The authorities in Barcelona, especially after a demonstration held by half a million Catalans in favor of independence, and the football derby Barcelona-Real Madrid, during which Catalan fans waved flags and carried a large banner reading, “Independence,” also seeks five billion euros in aid from Madrid to cope with a huge debt of 42 billion euros and a growing budget deficit.
Barcelona is also demanding that in the future, Catalonia, Spain’s wealthiest region, should collect its own taxes, after they calculated that eight percent of Catalonia’s GDP is now being distributed to help other Spanish provinces.
Some commentators are now wondering whether many European and western countries would move to recognize Catalonia’s unilateral declaration of independence – something impermissible under Spain’s Constitution – just as they recognized “the right of Kosovo” to unilaterally declare independence from Serbia.
The conclusion was unanimous – that they will not – because those countries that have recognized Kosovo insist that it is “a unique case” – although some commentators have noted that this is in fact a policy of double standards and “boomerangs that come back”.
The Iberosphere internet portal, which carries political analysis of events in Spain and Portugal, writes that “It is again time to stop the radicals on both sides.
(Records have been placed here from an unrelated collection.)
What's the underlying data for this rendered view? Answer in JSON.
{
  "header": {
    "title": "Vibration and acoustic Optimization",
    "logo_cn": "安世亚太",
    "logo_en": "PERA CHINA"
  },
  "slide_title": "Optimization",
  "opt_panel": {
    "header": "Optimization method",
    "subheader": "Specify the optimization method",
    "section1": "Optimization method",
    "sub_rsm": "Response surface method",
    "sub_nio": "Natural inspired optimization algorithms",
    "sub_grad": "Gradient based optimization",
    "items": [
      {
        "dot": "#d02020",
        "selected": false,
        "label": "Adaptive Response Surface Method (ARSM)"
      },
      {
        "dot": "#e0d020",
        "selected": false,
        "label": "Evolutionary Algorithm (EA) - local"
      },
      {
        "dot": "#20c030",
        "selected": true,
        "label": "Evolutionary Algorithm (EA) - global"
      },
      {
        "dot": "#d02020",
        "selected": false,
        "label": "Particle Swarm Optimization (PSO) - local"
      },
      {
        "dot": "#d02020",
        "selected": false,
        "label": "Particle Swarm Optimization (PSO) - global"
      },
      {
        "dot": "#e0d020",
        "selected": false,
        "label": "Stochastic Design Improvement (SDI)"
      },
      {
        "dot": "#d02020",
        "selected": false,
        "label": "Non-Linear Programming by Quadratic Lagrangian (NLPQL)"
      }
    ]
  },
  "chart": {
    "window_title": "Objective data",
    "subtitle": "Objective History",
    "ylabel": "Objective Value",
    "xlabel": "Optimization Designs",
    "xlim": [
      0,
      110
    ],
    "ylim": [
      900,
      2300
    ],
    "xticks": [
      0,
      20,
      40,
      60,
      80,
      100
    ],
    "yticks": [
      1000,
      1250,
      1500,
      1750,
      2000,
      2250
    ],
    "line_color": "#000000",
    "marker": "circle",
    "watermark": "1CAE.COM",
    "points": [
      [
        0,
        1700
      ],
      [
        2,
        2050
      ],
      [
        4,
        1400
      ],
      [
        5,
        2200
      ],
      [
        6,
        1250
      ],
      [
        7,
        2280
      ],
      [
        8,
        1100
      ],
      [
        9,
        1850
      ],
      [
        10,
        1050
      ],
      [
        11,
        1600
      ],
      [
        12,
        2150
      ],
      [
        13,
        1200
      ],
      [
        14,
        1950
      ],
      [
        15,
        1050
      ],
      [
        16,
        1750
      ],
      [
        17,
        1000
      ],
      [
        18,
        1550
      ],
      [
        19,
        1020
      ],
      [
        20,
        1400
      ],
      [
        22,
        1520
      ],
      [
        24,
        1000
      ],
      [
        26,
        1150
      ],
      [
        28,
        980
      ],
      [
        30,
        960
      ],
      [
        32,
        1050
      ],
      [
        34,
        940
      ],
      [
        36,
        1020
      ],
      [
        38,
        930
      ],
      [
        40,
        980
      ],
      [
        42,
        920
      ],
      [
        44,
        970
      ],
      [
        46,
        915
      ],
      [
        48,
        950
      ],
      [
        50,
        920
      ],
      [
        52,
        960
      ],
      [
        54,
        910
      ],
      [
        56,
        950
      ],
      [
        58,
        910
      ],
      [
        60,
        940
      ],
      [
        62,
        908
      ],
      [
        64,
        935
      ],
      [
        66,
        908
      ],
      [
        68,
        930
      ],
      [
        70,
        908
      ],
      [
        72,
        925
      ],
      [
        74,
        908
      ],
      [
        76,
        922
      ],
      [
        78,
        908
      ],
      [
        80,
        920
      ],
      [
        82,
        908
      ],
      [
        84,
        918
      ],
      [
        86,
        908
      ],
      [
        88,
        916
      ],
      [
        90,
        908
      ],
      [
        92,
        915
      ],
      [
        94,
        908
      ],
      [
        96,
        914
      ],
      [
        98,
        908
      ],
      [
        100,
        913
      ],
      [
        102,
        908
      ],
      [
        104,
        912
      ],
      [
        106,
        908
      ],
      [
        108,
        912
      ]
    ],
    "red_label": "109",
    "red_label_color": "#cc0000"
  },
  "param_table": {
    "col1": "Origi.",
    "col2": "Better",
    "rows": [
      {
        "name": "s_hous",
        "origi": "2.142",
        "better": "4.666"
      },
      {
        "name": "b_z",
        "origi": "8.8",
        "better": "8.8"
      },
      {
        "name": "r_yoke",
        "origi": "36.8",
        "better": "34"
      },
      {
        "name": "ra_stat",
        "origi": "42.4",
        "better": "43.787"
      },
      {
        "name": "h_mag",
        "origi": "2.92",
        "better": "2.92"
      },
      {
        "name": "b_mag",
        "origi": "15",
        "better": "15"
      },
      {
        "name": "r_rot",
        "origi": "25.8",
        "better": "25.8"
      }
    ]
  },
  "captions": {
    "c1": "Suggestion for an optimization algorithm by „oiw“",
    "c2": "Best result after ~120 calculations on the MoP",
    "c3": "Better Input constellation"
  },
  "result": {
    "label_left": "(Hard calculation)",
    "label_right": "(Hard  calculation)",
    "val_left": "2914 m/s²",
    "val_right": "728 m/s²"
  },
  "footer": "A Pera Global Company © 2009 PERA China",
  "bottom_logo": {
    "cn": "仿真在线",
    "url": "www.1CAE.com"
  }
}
In Kosovo it took a war, or two, to come to this conclusion. This time it would be better to learn from history and act early.”
A unilateral declaration of independence of Catalonia is contrary to the provisions of the European Union and the European Commission has made it clear that the secession of Catalonia wouldl mean that the new state would have to apply to be admitted to the EU, which requires a unanimous approval of all member states – and therefore the government in Madrid.
Spanish Prime Minister Mariano Rajoy has recently requested that in that case, the European Commission must enforce a fundamental article of the founding act of the EU, the Lisbon Treaty, which prohibits unilateral secessions of regions of full-fledged EU member-states.
The political leader and president of the Catalan government, Arthur Mas, however, said that the referendum question would be, “Do you wish for Catalonia to become a new state of the European Union?”. According to him, this means that Catalonia would not be leaving the EU, but only separating from Spain to became a new state in the organization.
Some commentators suggest that the examples of Catalonia, Scotland, and Flanders could further encourage the always powerful, party violent Basque separatism in Spain, but also similar tendencies in other regions in the EU, such as South Tyrol-Alto Adige in Italy, Corsica in France, and a part of Romania where ethnic Hungarians are a majority.